『犯罪者の仮面を被らされた者たち Vol.2』遊佐春奈
2.この国の基準
再び
「(支援金)今はもらえてません」
ひょんなことから数人の難民申請者に出会った。
「えっ、何でですか?」
「分かりません」
彼らは「こっちこそそれが知りたいよ」と言わんばかりに首を横に振った。
合法的な単純労働のビザの発給が多くの女性移住労働者に望まれているとは限らないと知ってから、私の脳はしばらくフリーズしていた。もう不法就労や単純労働者受け入れについて考えるのはやめようと思った。しかし、彼らに会って、思考停止していた私の脳が再起動することになる。
在留資格を持たない難民申請者には、就労は許されていない。その代わり、生活に困窮している申請者には、外務省から委託されている機関RHQ(難民事業本部)から限定的ではあるが補助金が支給されることになっている。4ヶ月毎更新で、12歳以上の大人は1人につき日額1500円、12歳未満の子ども1人につき日額750円の生活費支給に加え、必要に応じて住居支援が支給される。宿舎借料(限度額)は、単身者4万円、2人5万円、3人5万5000円、4人以上6万円。
2001年12ヶ月間の保護費受給者は433名(更新した申請者の数も含む。つまり、全員が更新し続けている申請者であれば、3分の1の人数ということになる。その可能性はないにしても、この数よりは少ないことが予想される)。1982年に難民受け入れを開始してから2001年までに難民認定不認定だった人が合計で1721人いる。その内、現在も日本にまだ滞在しており、難民不認定に対し異議申出をしている人の総数は、問い合わせたところ法務省入国管理局でも把握していなかった。それでも、@毎年、難民認定一次審査の難民不認定者の半数以上が一次難民不認定に係る意義申出をしている、A10年以上かけて5〜6回の異議申出をしている申請者もいる、B難民認定手続き関係訴訟の係属中の件数が過去5年間で各年5〜49件ある、などのことから考えると、かなりの数の申請者が現在も手続き中で日本に滞在していると考えられる。不認定者の中で、同じく2001年までの合計で、申請を取り下げた者が340名、異議申出で認定された者が7名いる。法務省入国管理局も外務省の手前、それほど多くの難民申請者を強制退去させてはいないであろう(入管側に問い合わせたがこれも把握していないとのこと)から、仮にそれらを引いた1374名が、現在も手続き中だと考えると、3割(全員が保護費支給申請を更新し続けている申請者だったら1割)ほどしか支給されていないことになる。
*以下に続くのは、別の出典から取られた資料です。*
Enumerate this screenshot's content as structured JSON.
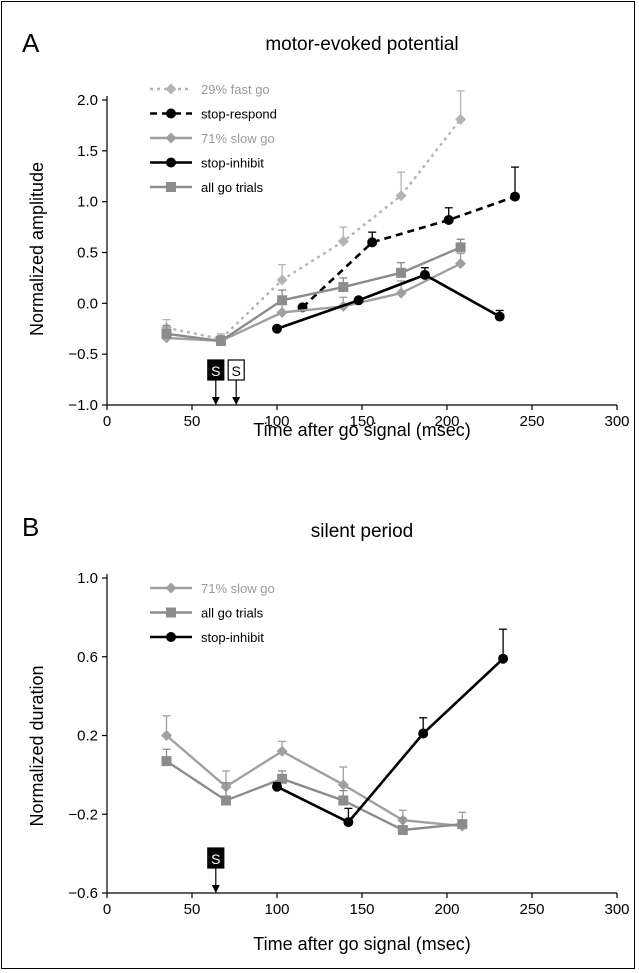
{
  "chart_data": [
    {
      "panel_label": "A",
      "type": "line",
      "title": "motor-evoked potential",
      "xlabel": "Time after go signal (msec)",
      "ylabel": "Normalized amplitude",
      "xlim": [
        0,
        300
      ],
      "ylim": [
        -1.0,
        2.0
      ],
      "xticks": [
        0,
        50,
        100,
        150,
        200,
        250,
        300
      ],
      "yticks": [
        -1.0,
        -0.5,
        0.0,
        0.5,
        1.0,
        1.5,
        2.0
      ],
      "xtick_labels": [
        "0",
        "50",
        "100",
        "150",
        "200",
        "250",
        "300"
      ],
      "ytick_labels": [
        "−1.0",
        "−0.5",
        "0.0",
        "0.5",
        "1.0",
        "1.5",
        "2.0"
      ],
      "legend_position": "top-left",
      "series": [
        {
          "name": "29% fast go",
          "color": "#b4b4b4",
          "dash": "dotted",
          "marker": "diamond",
          "x": [
            35,
            67,
            103,
            139,
            173,
            208
          ],
          "y": [
            -0.24,
            -0.35,
            0.23,
            0.61,
            1.06,
            1.81
          ],
          "err": [
            0.08,
            0.05,
            0.15,
            0.14,
            0.23,
            0.28
          ]
        },
        {
          "name": "stop-respond",
          "color": "#000000",
          "dash": "dashed",
          "marker": "circle",
          "x": [
            115,
            156,
            201,
            240
          ],
          "y": [
            -0.04,
            0.6,
            0.82,
            1.05
          ],
          "err": [
            0,
            0.1,
            0.12,
            0.29
          ]
        },
        {
          "name": "71% slow go",
          "color": "#a0a0a0",
          "dash": "solid",
          "marker": "diamond",
          "x": [
            35,
            67,
            103,
            139,
            173,
            208
          ],
          "y": [
            -0.34,
            -0.37,
            -0.09,
            -0.03,
            0.1,
            0.39
          ],
          "err": [
            0.08,
            0.05,
            0.08,
            0.09,
            0.12,
            0.1
          ]
        },
        {
          "name": "stop-inhibit",
          "color": "#000000",
          "dash": "solid",
          "marker": "circle",
          "x": [
            100,
            148,
            187,
            231
          ],
          "y": [
            -0.25,
            0.03,
            0.28,
            -0.13
          ],
          "err": [
            0,
            0,
            0.07,
            0.06
          ]
        },
        {
          "name": "all go trials",
          "color": "#8c8c8c",
          "dash": "solid",
          "marker": "square",
          "x": [
            35,
            67,
            103,
            139,
            173,
            208
          ],
          "y": [
            -0.3,
            -0.37,
            0.03,
            0.16,
            0.3,
            0.55
          ],
          "err": [
            0.08,
            0.05,
            0.1,
            0.09,
            0.1,
            0.08
          ]
        }
      ],
      "signal_markers": [
        {
          "label": "S",
          "x": 64,
          "style": "filled"
        },
        {
          "label": "S",
          "x": 76,
          "style": "outline"
        }
      ]
    },
    {
      "panel_label": "B",
      "type": "line",
      "title": "silent period",
      "xlabel": "Time after go signal (msec)",
      "ylabel": "Normalized duration",
      "xlim": [
        0,
        300
      ],
      "ylim": [
        -0.6,
        1.0
      ],
      "xticks": [
        0,
        50,
        100,
        150,
        200,
        250,
        300
      ],
      "yticks": [
        -0.6,
        -0.2,
        0.2,
        0.6,
        1.0
      ],
      "xtick_labels": [
        "0",
        "50",
        "100",
        "150",
        "200",
        "250",
        "300"
      ],
      "ytick_labels": [
        "−0.6",
        "−0.2",
        "0.2",
        "0.6",
        "1.0"
      ],
      "legend_position": "top-left",
      "series": [
        {
          "name": "71% slow go",
          "color": "#a0a0a0",
          "dash": "solid",
          "marker": "diamond",
          "x": [
            35,
            70,
            103,
            139,
            174,
            209
          ],
          "y": [
            0.2,
            -0.06,
            0.12,
            -0.05,
            -0.23,
            -0.26
          ],
          "err": [
            0.1,
            0.08,
            0.05,
            0.09,
            0.05,
            0.07
          ]
        },
        {
          "name": "all go trials",
          "color": "#8c8c8c",
          "dash": "solid",
          "marker": "square",
          "x": [
            35,
            70,
            103,
            139,
            174,
            209
          ],
          "y": [
            0.07,
            -0.13,
            -0.02,
            -0.13,
            -0.28,
            -0.25
          ],
          "err": [
            0.06,
            0.09,
            0.04,
            0.05,
            0.06,
            0.02
          ]
        },
        {
          "name": "stop-inhibit",
          "color": "#000000",
          "dash": "solid",
          "marker": "circle",
          "x": [
            100,
            142,
            186,
            233
          ],
          "y": [
            -0.06,
            -0.24,
            0.21,
            0.59
          ],
          "err": [
            0.02,
            0.07,
            0.08,
            0.15
          ]
        }
      ],
      "signal_markers": [
        {
          "label": "S",
          "x": 64,
          "style": "filled"
        }
      ]
    }
  ]
}
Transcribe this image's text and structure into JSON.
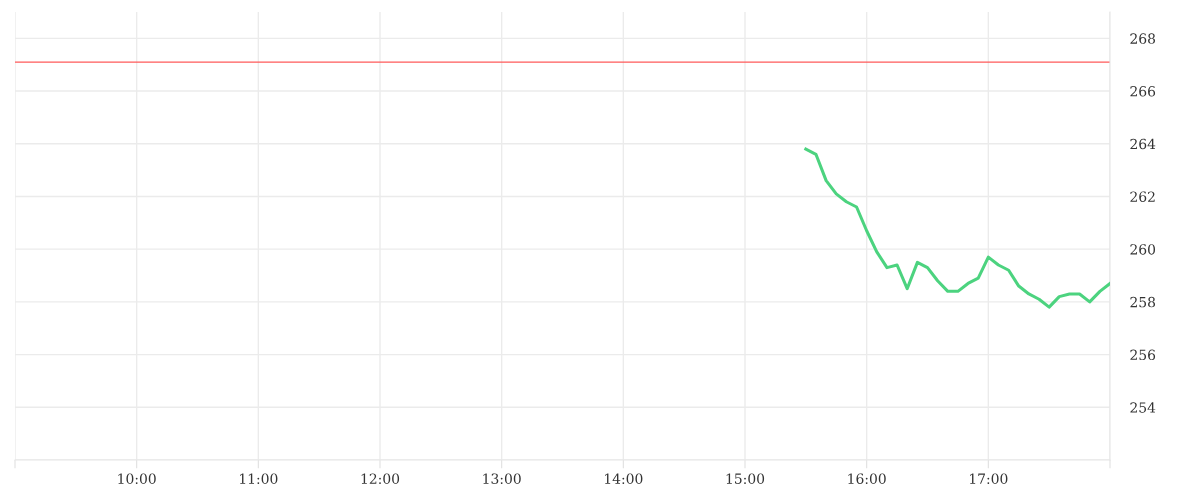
{
  "chart_data": {
    "type": "line",
    "x": [
      15.5,
      15.583,
      15.667,
      15.75,
      15.833,
      15.917,
      16.0,
      16.083,
      16.167,
      16.25,
      16.333,
      16.417,
      16.5,
      16.583,
      16.667,
      16.75,
      16.833,
      16.917,
      17.0,
      17.083,
      17.167,
      17.25,
      17.333,
      17.417,
      17.5,
      17.583,
      17.667,
      17.75,
      17.833,
      17.917,
      18.0
    ],
    "series": [
      {
        "color": "#4cd37f",
        "values": [
          263.8,
          263.6,
          262.6,
          262.1,
          261.8,
          261.6,
          260.7,
          259.9,
          259.3,
          259.4,
          258.5,
          259.5,
          259.3,
          258.8,
          258.4,
          258.4,
          258.7,
          258.9,
          259.7,
          259.4,
          259.2,
          258.6,
          258.3,
          258.1,
          257.8,
          258.2,
          258.3,
          258.3,
          258.0,
          258.4,
          258.7
        ]
      }
    ],
    "xlim": [
      9,
      18
    ],
    "xticks": [
      {
        "value": 9,
        "label": null
      },
      {
        "value": 10,
        "label": "10:00"
      },
      {
        "value": 11,
        "label": "11:00"
      },
      {
        "value": 12,
        "label": "12:00"
      },
      {
        "value": 13,
        "label": "13:00"
      },
      {
        "value": 14,
        "label": "14:00"
      },
      {
        "value": 15,
        "label": "15:00"
      },
      {
        "value": 16,
        "label": "16:00"
      },
      {
        "value": 17,
        "label": "17:00"
      },
      {
        "value": 18,
        "label": null
      }
    ],
    "ylim": [
      252,
      269
    ],
    "yticks": [
      {
        "value": 252,
        "label": null
      },
      254,
      256,
      258,
      260,
      262,
      264,
      266,
      268
    ],
    "ref_lines": [
      {
        "axis": "y",
        "value": 267.1,
        "color": "#ff5a5a"
      }
    ],
    "grid": true,
    "legend": false,
    "marker": "none",
    "line_style": "solid"
  }
}
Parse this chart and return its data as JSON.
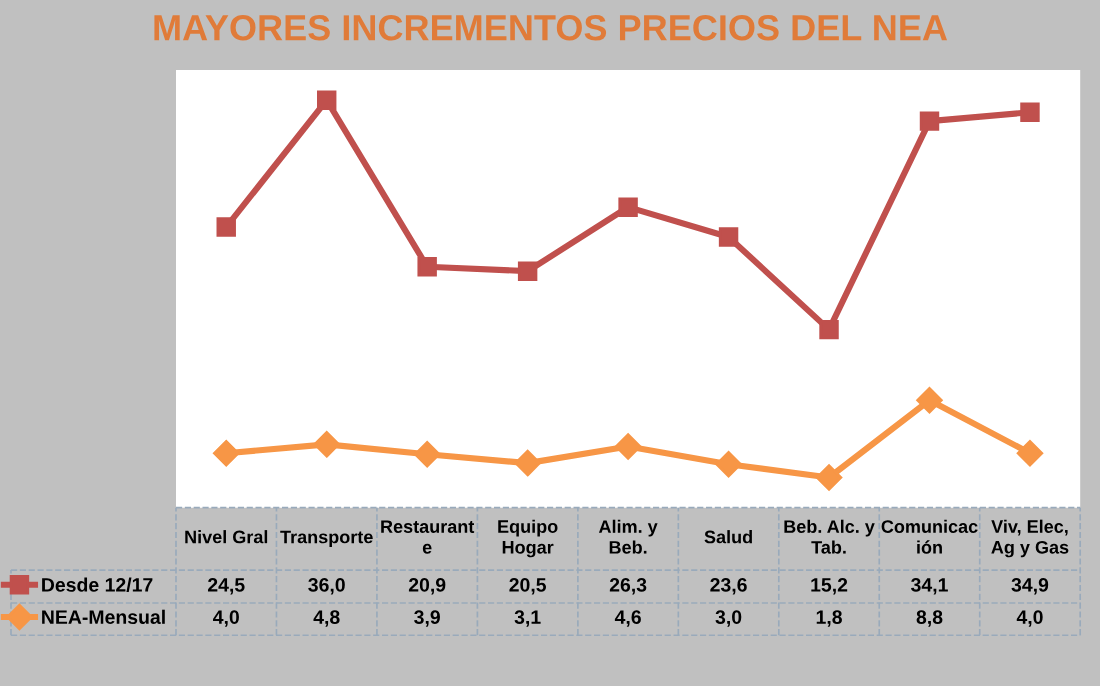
{
  "chart_data": {
    "type": "line",
    "title": "MAYORES INCREMENTOS PRECIOS DEL NEA",
    "categories": [
      "Nivel Gral",
      "Transporte",
      "Restaurant\ne",
      "Equipo\nHogar",
      "Alim. y\nBeb.",
      "Salud",
      "Beb. Alc. y\nTab.",
      "Comunicac\nión",
      "Viv, Elec,\nAg y Gas"
    ],
    "series": [
      {
        "name": "Desde 12/17",
        "color": "#c0504d",
        "marker": "square",
        "values": [
          24.5,
          36.0,
          20.9,
          20.5,
          26.3,
          23.6,
          15.2,
          34.1,
          34.9
        ],
        "value_labels": [
          "24,5",
          "36,0",
          "20,9",
          "20,5",
          "26,3",
          "23,6",
          "15,2",
          "34,1",
          "34,9"
        ]
      },
      {
        "name": "NEA-Mensual",
        "color": "#f79646",
        "marker": "diamond",
        "values": [
          4.0,
          4.8,
          3.9,
          3.1,
          4.6,
          3.0,
          1.8,
          8.8,
          4.0
        ],
        "value_labels": [
          "4,0",
          "4,8",
          "3,9",
          "3,1",
          "4,6",
          "3,0",
          "1,8",
          "8,8",
          "4,0"
        ]
      }
    ],
    "legend": "bottom left"
  }
}
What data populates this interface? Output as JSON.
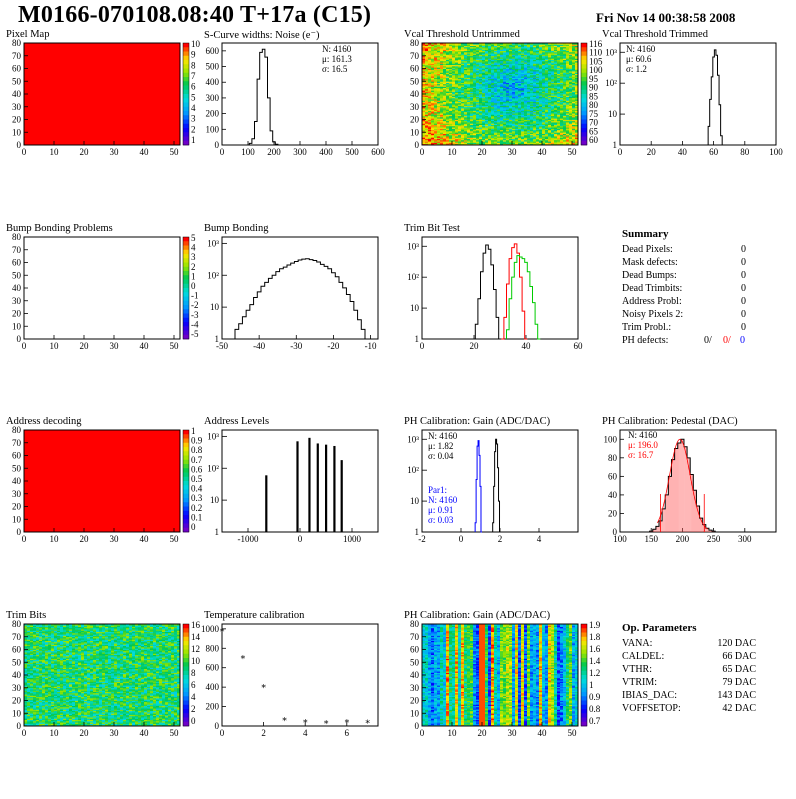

それでも在留資格のある人は就労できるから、もらわなくても何とか暮らせていける。同じく2001年までの合計で、人道配慮による在留が認められた者が219名いる。法務省入国管理局によると、ほとんどの難民申請者が申請時に在留資格を持っていないという。保護費受給者が在留資格のない申請者のみに支給されていたとしても、在留資格のない難民申請手続き中の1155人(2001年)の37%(全員が更新し続けている申請者だったら12%)ほどしか支給されていないことになる。支給されている人の中でも、保護費と住居費両方合わせてもらえていない人は、生活費か住居費どちらかを稼ぐために、就労せざるを得ない。つまり、在留資格のない者でも就労せざるを得ない状況にあるということだ。その上、理由なく補助金給付が打ち切られることがある。難民事業本部援護課の方は保護費打ち切りの理由を「法務省入国管理局の審査過程が終了すれば打ち切ります」と説明していたが、実際は異議申出で難民申請手続き継続中の人でも打ち切られている。